Com a expansão das relações comerciais e a pacificação gradual da Europa,
a classe de guerreiros começou a perder força e o reconhecimento vindo das
batalhas e conquistas territoriais e concomitantemente estava ocorrendo a exaltação
de uma série de práticas que fomentavam a fixação dos proprietários de terras e os
guerreiros não proprietários de terras, se voltavam cada vez mais para a vida na
corte visto o desaparecimento de sua função como componente da organização
social.
Uma questão que Elias coloca no texto e que foi desdobrada depois por
Bourdieu é que a classe guerreira não tinha um interesse puramente econômico
para ingressar na corte porque poderia obter lucros muito maiores agregando-se a
classe burguesa em formação e expansão.
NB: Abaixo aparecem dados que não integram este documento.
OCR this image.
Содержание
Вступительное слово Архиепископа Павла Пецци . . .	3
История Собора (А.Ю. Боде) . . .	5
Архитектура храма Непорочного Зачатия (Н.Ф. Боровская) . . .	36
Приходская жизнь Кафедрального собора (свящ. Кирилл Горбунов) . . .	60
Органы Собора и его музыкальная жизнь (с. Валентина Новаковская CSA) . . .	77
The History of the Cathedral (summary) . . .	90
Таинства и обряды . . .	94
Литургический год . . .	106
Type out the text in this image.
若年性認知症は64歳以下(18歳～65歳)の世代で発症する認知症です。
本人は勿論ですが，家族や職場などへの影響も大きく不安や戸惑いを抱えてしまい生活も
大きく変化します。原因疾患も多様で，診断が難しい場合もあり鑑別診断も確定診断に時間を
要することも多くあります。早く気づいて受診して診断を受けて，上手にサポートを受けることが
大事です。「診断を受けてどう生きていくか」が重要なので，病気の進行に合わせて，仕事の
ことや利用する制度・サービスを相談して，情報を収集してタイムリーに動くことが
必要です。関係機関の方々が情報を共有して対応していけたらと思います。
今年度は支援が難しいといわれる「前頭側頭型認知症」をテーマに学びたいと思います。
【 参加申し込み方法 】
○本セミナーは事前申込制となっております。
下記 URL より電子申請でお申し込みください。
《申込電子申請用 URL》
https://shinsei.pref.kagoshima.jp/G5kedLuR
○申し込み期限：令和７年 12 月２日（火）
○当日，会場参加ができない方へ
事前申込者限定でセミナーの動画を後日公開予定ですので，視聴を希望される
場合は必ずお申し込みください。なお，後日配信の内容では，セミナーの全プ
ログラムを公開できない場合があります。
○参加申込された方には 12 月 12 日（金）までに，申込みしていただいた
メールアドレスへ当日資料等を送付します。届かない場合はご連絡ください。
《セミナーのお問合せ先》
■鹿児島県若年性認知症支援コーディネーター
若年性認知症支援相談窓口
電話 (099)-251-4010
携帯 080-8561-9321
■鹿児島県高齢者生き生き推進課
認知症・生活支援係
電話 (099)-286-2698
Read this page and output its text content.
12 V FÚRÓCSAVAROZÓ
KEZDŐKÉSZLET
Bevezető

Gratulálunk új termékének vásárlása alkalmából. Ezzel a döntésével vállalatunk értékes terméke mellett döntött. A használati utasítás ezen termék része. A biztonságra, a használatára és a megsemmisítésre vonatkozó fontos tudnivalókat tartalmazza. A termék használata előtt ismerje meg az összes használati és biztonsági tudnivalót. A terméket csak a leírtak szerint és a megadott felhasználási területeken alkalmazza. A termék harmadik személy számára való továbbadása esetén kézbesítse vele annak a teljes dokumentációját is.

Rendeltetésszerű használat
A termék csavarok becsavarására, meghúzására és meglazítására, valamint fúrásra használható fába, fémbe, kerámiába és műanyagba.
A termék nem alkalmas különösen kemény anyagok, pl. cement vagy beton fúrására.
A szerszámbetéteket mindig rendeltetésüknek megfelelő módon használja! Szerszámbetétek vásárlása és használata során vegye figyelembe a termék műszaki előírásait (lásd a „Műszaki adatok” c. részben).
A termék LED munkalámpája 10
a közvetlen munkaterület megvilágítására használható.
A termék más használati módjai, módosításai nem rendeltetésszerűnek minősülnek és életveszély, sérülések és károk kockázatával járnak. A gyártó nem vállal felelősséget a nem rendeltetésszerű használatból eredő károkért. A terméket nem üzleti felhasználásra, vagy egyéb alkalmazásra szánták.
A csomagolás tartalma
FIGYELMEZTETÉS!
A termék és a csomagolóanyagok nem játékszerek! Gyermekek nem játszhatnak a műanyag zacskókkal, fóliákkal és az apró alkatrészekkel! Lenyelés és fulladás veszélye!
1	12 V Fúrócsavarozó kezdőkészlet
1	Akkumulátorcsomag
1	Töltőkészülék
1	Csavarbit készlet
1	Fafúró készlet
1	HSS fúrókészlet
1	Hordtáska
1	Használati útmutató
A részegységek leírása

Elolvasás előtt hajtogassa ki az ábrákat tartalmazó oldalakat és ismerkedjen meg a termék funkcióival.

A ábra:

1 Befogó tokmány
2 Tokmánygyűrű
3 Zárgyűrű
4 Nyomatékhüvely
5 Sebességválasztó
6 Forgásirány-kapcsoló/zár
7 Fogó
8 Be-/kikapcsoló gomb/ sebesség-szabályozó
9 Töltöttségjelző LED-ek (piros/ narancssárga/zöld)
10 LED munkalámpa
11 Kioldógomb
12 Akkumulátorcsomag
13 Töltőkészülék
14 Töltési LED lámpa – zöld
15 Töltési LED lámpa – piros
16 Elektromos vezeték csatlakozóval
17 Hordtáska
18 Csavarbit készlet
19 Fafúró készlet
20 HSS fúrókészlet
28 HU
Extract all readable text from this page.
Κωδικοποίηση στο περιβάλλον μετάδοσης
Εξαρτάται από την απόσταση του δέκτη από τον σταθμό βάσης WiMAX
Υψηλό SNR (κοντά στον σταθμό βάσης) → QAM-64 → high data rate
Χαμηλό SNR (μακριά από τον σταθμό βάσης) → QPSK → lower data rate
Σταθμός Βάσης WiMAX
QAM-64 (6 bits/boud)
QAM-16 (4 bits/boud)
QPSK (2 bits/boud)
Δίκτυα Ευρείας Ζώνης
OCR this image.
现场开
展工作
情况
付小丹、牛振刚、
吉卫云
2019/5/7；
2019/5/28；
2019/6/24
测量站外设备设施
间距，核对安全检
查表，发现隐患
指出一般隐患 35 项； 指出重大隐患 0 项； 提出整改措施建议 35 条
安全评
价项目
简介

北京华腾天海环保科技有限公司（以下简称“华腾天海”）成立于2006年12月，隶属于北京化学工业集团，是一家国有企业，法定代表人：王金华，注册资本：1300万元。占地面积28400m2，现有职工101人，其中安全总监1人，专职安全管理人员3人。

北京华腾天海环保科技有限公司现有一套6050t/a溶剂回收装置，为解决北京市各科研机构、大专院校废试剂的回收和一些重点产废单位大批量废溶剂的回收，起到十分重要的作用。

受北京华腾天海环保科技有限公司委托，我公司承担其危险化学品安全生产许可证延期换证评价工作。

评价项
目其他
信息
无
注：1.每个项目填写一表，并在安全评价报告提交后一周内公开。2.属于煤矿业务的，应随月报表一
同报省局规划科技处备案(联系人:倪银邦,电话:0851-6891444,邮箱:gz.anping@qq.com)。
Ocorre que o prestígio de participar da
nobreza era muito mais valioso e significativo para estes indivíduos. Ao ingressarem
à corte iriam compartilhar o poder simbólico exercido pelo rei e todos os que
compunham a corte, algo referenciado e almejado, legitimado pelo reconhecimento
coletivo da vida social.
O estabelecimento da corte absolutista trouxe o deslocamento da influencia
exercida mediante a violência física para a influência exercida por meio do prestígio.
Este poder de coerção que age no plano dos significados passou a ser buscado e
uma teia de relações amistosas e trocas de favores era necessária para se alcançar
o quantitativo de prestígio necessário a ponto de fazer suas opiniões audíveis aos
mais poderosos politicamente e ao rei em máxima instância.
Esse deslocamento da capacidade de agir e influenciar, Elias afirma que
resultou em um indivíduo que foi exercitando a capacidade de simular sentimentos,
manipular, impor-se comportamentos não naturais, domando seu gestual para assim
alcançar a diferenciação exigida pela presença na corte. Dessa forma, as mudanças
socias desencadeiam mudanças individuais, mantendo-se as estruturas pelas quais
o processo ocorre. Isto ocorre de forma lenta e gradual, mas é por isso que a
proposta metodológica de Norbert Elias consegui desenrolar-se por meio de estudos
de períodos extensos de tempo, observando o material documental que expressa
séculos de vida social na Europa.
Norbert Elias elaborou uma obra extensa que visou explicar o processo pelo
qual as transformações sociais implicaram nas mudanças comportamentais
individuais e como as racionalidades foram construídas a partir de mecanismos que
impuseram o Estado como elemento centralizador de poder econômico e também
simbólico, impondo as normas sociais desejáveis mediante a imposição de violência
física e simbólica.

BIBLIOGRAFIA:

ELIAS, Norbert. O Processo Civilizador. Volume 2: Formação do Estado e


Civilização. Rio de Janeiro. Jorge Zahar. 1993.